Fundou o Banco Exequente esse pedido executivo na subscrição por parte do executado A, no lugar do aceite, das seguintes letras:
1) Letra no valor de Esc. 2.150.000$00, emitida em Alverca, com data de emissão de 9/04/2001 e com data de vencimento de 31/07/2001, sendo sacador da mesma a executada SOCIEDADE e sacado o executado A;
2) Letra no valor de Esc. 300.000$00, emitida em Alverca, com data de emissão de 14/08/2001 e com data de vencimento de 30/10/2001, sendo sacador da mesma a executada SOCIEDADE e sacado o executado A;
3) Letra no valor de Esc. 400.000$00, emitida em Alverca, com data de emissão de 14/08/2001 e com data de vencimento de 30/10/2001, sendo sacador da mesma a executada SOCIEDADE e sacado o executado A;
4) Letra no valor de Esc. 2.200.000$00, emitida em Alverca, com data de emissão de 14/08/2001 e com data de vencimento de 10/11/2001, sendo sacador da mesma a executada SOCIEDADE e sacado o executado A;
5) Letra no valor de Esc. 2.200.000$00, emitida em Alverca, com data de emissão de 14/08/2001 e com data de vencimento de 25/10/2001, sendo sacador da mesma a executada SOCIEDADE e sacado o executado A.
(…)
O Executado A veio, em 6/6/2006, deduzir embargos de executado nos termos constantes de fls. 2 e 3 destes autos, tendo arguido, em síntese, a excepção peremptória da PRESCRIÇÃO nos seguintes termos:
1) Como resulta dos próprios títulos executivos, estes venceram-se, respectivamente:
- A letra de 2.150.000$00 venceu-se em 31.07.01;
- A letra de 2.200.000$00 venceu-se em 25.10.01;
- A letra de 300.000$00 venceu-se em 30.10.01;
- A letra de 400.000$00 venceu-se em 30.10.01;
- A letra de 2.200.000$00 venceu-se em 10.11.01;
2) Todavia, a execução só veio a ser instaurada no ano de 2005 – em 31.03.05 –, conforme carimbo de entrada na Secretaria-Geral, aposto no requerimento inicial;
3) Quando haviam decorrido mais de 3 anos contados do vencimento de cada uma das letras;
4) Decorreu, assim, o prazo de prescrição de três anos, sobre os vencimentos das letras, estabelecido no art. 70° da Lei Uniforme sobre Letras e Livranças (LULL), antes da execução ter sido instaurada, sem que tivesse ocorrido qualquer facto interruptivo da prescrição;
(…)
*
O banco embargado, apesar de notificado para contestar a oposição deduzida à execução por parte do Executado (fls. 12), não o veio a fazer dentro do prazo legal.
*
O juiz titular do processo proferiu então saneador-sentença datado de 09/11/2006 e constante de fls. 14 e seguintes, onde considerou verificada a prescrição da obrigação cartular titulada pelas referidas letras de câmbio mas entendeu que estas ainda constituíam título executivo, não nos termos do artigo 46.º, alínea d) do Código de Processo Civil mas antes face ao estatuído na sua alínea c)(…)
*
O Embargante e executado veio, a fls. 27 e em 28/11/2006, interpor recurso de apelação desse despacho judicial.

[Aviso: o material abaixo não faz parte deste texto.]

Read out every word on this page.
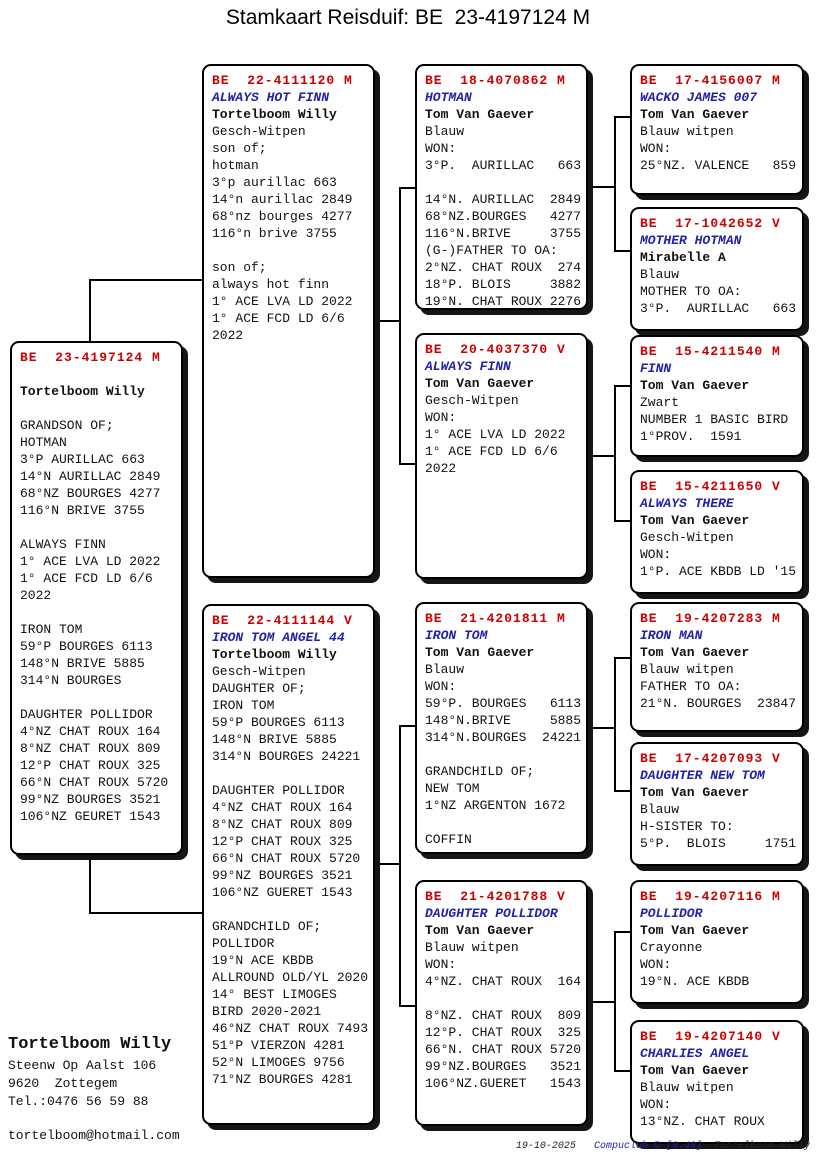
Stamkaart Reisduif: BE  23-4197124 M
BE  23-4197124 M
Tortelboom Willy
GRANDSON OF;
HOTMAN
3°P AURILLAC 663
14°N AURILLAC 2849
68°NZ BOURGES 4277
116°N BRIVE 3755

ALWAYS FINN
1° ACE LVA LD 2022
1° ACE FCD LD 6/6
2022

IRON TOM
59°P BOURGES 6113
148°N BRIVE 5885
314°N BOURGES

DAUGHTER POLLIDOR
4°NZ CHAT ROUX 164
8°NZ CHAT ROUX 809
12°P CHAT ROUX 325
66°N CHAT ROUX 5720
99°NZ BOURGES 3521
106°NZ GEURET 1543
BE  22-4111120 M
ALWAYS HOT FINN
Tortelboom Willy
Gesch-Witpen
son of;
hotman
3°p aurillac 663
14°n aurillac 2849
68°nz bourges 4277
116°n brive 3755

son of;
always hot finn
1° ACE LVA LD 2022
1° ACE FCD LD 6/6
2022
BE  22-4111144 V
IRON TOM ANGEL 44
Tortelboom Willy
Gesch-Witpen
DAUGHTER OF;
IRON TOM
59°P BOURGES 6113
148°N BRIVE 5885
314°N BOURGES 24221

DAUGHTER POLLIDOR
4°NZ CHAT ROUX 164
8°NZ CHAT ROUX 809
12°P CHAT ROUX 325
66°N CHAT ROUX 5720
99°NZ BOURGES 3521
106°NZ GUERET 1543

GRANDCHILD OF;
POLLIDOR
19°N ACE KBDB
ALLROUND OLD/YL 2020
14° BEST LIMOGES
BIRD 2020-2021
46°NZ CHAT ROUX 7493
51°P VIERZON 4281
52°N LIMOGES 9756
71°NZ BOURGES 4281
BE  18-4070862 M
HOTMAN
Tom Van Gaever
Blauw
WON:
3°P.  AURILLAC   663

14°N. AURILLAC  2849
68°NZ.BOURGES   4277
116°N.BRIVE     3755
(G-)FATHER TO OA:
2°NZ. CHAT ROUX  274
18°P. BLOIS     3882
19°N. CHAT ROUX 2276
BE  20-4037370 V
ALWAYS FINN
Tom Van Gaever
Gesch-Witpen
WON:
1° ACE LVA LD 2022
1° ACE FCD LD 6/6
2022
BE  21-4201811 M
IRON TOM
Tom Van Gaever
Blauw
WON:
59°P. BOURGES   6113
148°N.BRIVE     5885
314°N.BOURGES  24221

GRANDCHILD OF;
NEW TOM
1°NZ ARGENTON 1672

COFFIN
BE  21-4201788 V
DAUGHTER POLLIDOR
Tom Van Gaever
Blauw witpen
WON:
4°NZ. CHAT ROUX  164

8°NZ. CHAT ROUX  809
12°P. CHAT ROUX  325
66°N. CHAT ROUX 5720
99°NZ.BOURGES   3521
106°NZ.GUERET   1543
BE  17-4156007 M
WACKO JAMES 007
Tom Van Gaever
Blauw witpen
WON:
25°NZ. VALENCE   859
BE  17-1042652 V
MOTHER HOTMAN
Mirabelle A
Blauw
MOTHER TO OA:
3°P.  AURILLAC   663
BE  15-4211540 M
FINN
Tom Van Gaever
Zwart
NUMBER 1 BASIC BIRD
1°PROV.  1591
BE  15-4211650 V
ALWAYS THERE
Tom Van Gaever
Gesch-Witpen
WON:
1°P. ACE KBDB LD '15
BE  19-4207283 M
IRON MAN
Tom Van Gaever
Blauw witpen
FATHER TO OA:
21°N. BOURGES  23847
BE  17-4207093 V
DAUGHTER NEW TOM
Tom Van Gaever
Blauw
H-SISTER TO:
5°P.  BLOIS     1751
BE  19-4207116 M
POLLIDOR
Tom Van Gaever
Crayonne
WON:
19°N. ACE KBDB
BE  19-4207140 V
CHARLIES ANGEL
Tom Van Gaever
Blauw witpen
WON:
13°NZ. CHAT ROUX
Tortelboom Willy
Steenw Op Aalst 106
9620  Zottegem
Tel.:0476 56 59 88
tortelboom@hotmail.com
19-10-2025 Compuclub © [9.48] Tortelboom Willy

O juiz do processo admitiu, a fls. 28, o recurso interposto, mas como de agravo, tendo determinado a sua subida imediata, nos próprios autos e fixado o efeito suspensivo.
O recorrente apresentou alegações de recurso (fls. 31 e seguintes) e formulou as seguintes conclusões:
“1 - Todas as letras dadas à execução estão prescritas, conforme o disposto no art. 70.º da LULL – Lei Uniforme sobre Letras e Livranças;
2 - As letras prescritas apenas passam a valer como simples quirógrafos, caso em que, a obrigação exigida não é a cambiária, mas antes a causal, subjacente ou fundamental;
3 - Daí que, porque prescritas, não tenham força bastante para importar, só por si, a constituição ou o reconhecimento de obrigação pecuniária do ora recorrente;
4 - E, por isso, não constituem títulos executivos, à luz do disposto no n.º 1 do art.º 46.º, alínea c) do Código de Processo Civil;
5 - Sendo certo que a reforma de 1995 do Código de Processo Civil, ao ampliar o elenco dos títulos executivos, não alterou a LULL, nem afastou o regime aí consagrado;
MESMO QUE ASSIM NÃO FOSSE ENTENDIDO, sempre se conclui que
6 - De nenhuma das letras consta a obrigação causal;
7 - Pelo que se referem tão só à obrigação cambiária que delas resulta;
8 - E no requerimento executivo, nenhum facto foi alegado donde possa inferir-se a existência da obrigação subjacente a qualquer uma das letras;
9 - Antes, a tal propósito, foram alegadas noções de direito a que não cumpria responder (art.º 490.º do Código de Processo Civil);
10 - Sendo certo que, no caso sub judice, não opera presunção alguma a favor do credor -exequente, por não terem sido alegados quaisquer factos que permitam a ilação sobre a existência de obrigação causal de qualquer das letras exequendas (artigos 349.º e 350.º, n.º 1 do Código Civil);
11 - Prescritas as letras, não podem constituir títulos executivos válidos que sirvam de base à execução, atento o disposto no art.º 45.º, número 1 do Código de Processo Civil, conforme Acórdãos do Supremo Tribunal de Justiça citados;
12 - Ao decidir-se em contrário, como se decidiu, foram desrespeitados os normativos citados.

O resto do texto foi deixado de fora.